No additional data structures proportional to the input size are allocated. The algorithm only maintains a running integer value and a traversal pointer, so the extra space usage is constant.
Test Cases
# Helper class for testing
class ListNode:
def __init__(self, val=0, next=None):
self.val = val
self.next = next
def build_list(values):
dummy = ListNode()
current = dummy
for value in values:
current.next = ListNode(value)
current = current.next
return dummy.next
solution = Solution()
assert solution.getDecimalValue(build_list([1, 0, 1])) == 5 # basic example
assert solution.getDecimalValue(build_list([0])) == 0 # single zero
assert solution.getDecimalValue(build_list([1])) == 1 # single one
assert solution.getDecimalValue(build_list([1, 1, 1])) == 7 # all ones
assert solution.getDecimalValue(build_list([0, 0, 1])) == 1 # leading zeros
assert solution.getDecimalValue(build_list([1, 0, 0, 0])) == 8 # power of two
assert solution.getDecimalValue(build_list([1, 1, 0, 1])) == 13 # mixed bits
assert solution.getDecimalValue(build_list([0, 0, 0])) == 0 # multiple zeros
assert solution.getDecimalValue(build_list([1] * 30)) == (1 << 30) - 1 # maximum length
| Test | Why |
|---|---|
[1,0,1] |
Verifies the standard example |
[0] |
Tests smallest possible zero input |
[1] |
Tests smallest possible non-zero input |
[1,1,1] |
Ensures repeated ones are handled correctly |
[0,0,1] |
Verifies leading zeros do not break logic |
[1,0,0,0] |
Tests binary powers of two |
[1,1,0,1] |
Tests general mixed binary digits |
[0,0,0] |
Ensures multiple zeros remain zero |
[1] * 30 |
Validates behavior at maximum constraint size |
Edge Cases
One important edge case is a linked list containing only a single node. Inputs like [0] or [1] can expose bugs where implementations incorrectly assume multiple nodes exist. The provided solution handles this naturally because the traversal loop works correctly even for a single iteration.
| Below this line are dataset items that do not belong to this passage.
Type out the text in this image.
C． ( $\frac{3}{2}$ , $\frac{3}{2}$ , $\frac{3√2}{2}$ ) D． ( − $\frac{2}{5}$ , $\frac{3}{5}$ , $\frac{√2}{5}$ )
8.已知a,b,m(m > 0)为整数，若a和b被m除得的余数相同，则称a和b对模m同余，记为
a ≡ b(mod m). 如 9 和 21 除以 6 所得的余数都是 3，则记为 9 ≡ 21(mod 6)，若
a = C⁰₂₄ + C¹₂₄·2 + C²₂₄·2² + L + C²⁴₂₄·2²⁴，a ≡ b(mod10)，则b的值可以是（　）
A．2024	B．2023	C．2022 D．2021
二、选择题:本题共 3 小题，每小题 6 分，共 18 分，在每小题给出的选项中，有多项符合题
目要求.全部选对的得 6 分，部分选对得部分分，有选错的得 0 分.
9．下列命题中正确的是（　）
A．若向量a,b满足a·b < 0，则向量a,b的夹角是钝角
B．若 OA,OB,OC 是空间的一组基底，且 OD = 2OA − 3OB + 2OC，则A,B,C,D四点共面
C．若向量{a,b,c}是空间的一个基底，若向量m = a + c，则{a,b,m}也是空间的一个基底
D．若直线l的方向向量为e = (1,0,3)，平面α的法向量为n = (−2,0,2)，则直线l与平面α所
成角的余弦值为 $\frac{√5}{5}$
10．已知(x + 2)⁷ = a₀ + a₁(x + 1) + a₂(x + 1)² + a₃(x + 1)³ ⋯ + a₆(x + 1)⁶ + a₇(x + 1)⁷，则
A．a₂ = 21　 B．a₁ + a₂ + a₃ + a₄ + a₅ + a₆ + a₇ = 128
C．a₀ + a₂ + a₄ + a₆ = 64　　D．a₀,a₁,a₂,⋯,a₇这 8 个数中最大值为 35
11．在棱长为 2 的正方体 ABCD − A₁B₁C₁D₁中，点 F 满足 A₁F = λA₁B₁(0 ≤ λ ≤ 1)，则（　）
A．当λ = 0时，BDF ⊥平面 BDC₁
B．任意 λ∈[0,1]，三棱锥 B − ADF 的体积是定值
Another important case is leading zeros, such as [0,0,1]. Some incorrect implementations may accidentally ignore early bits or mishandle positional values. The shifting approach correctly preserves binary structure because every processed bit contributes to the final value according to its position.
A third important edge case is the maximum input size of 30 nodes. Although the constraints are small, this still tests whether the implementation efficiently processes the list in linear time without unnecessary memory usage. Since the algorithm uses only one traversal and constant extra space, it scales cleanly to the maximum allowed input size.
A final edge case is when all bits are zero, such as [0,0,0]. Some implementations might incorrectly produce non-zero values if they initialize or update the accumulator incorrectly. Here, repeated left shifts and OR operations with zero correctly preserve the value 0 throughout the traversal.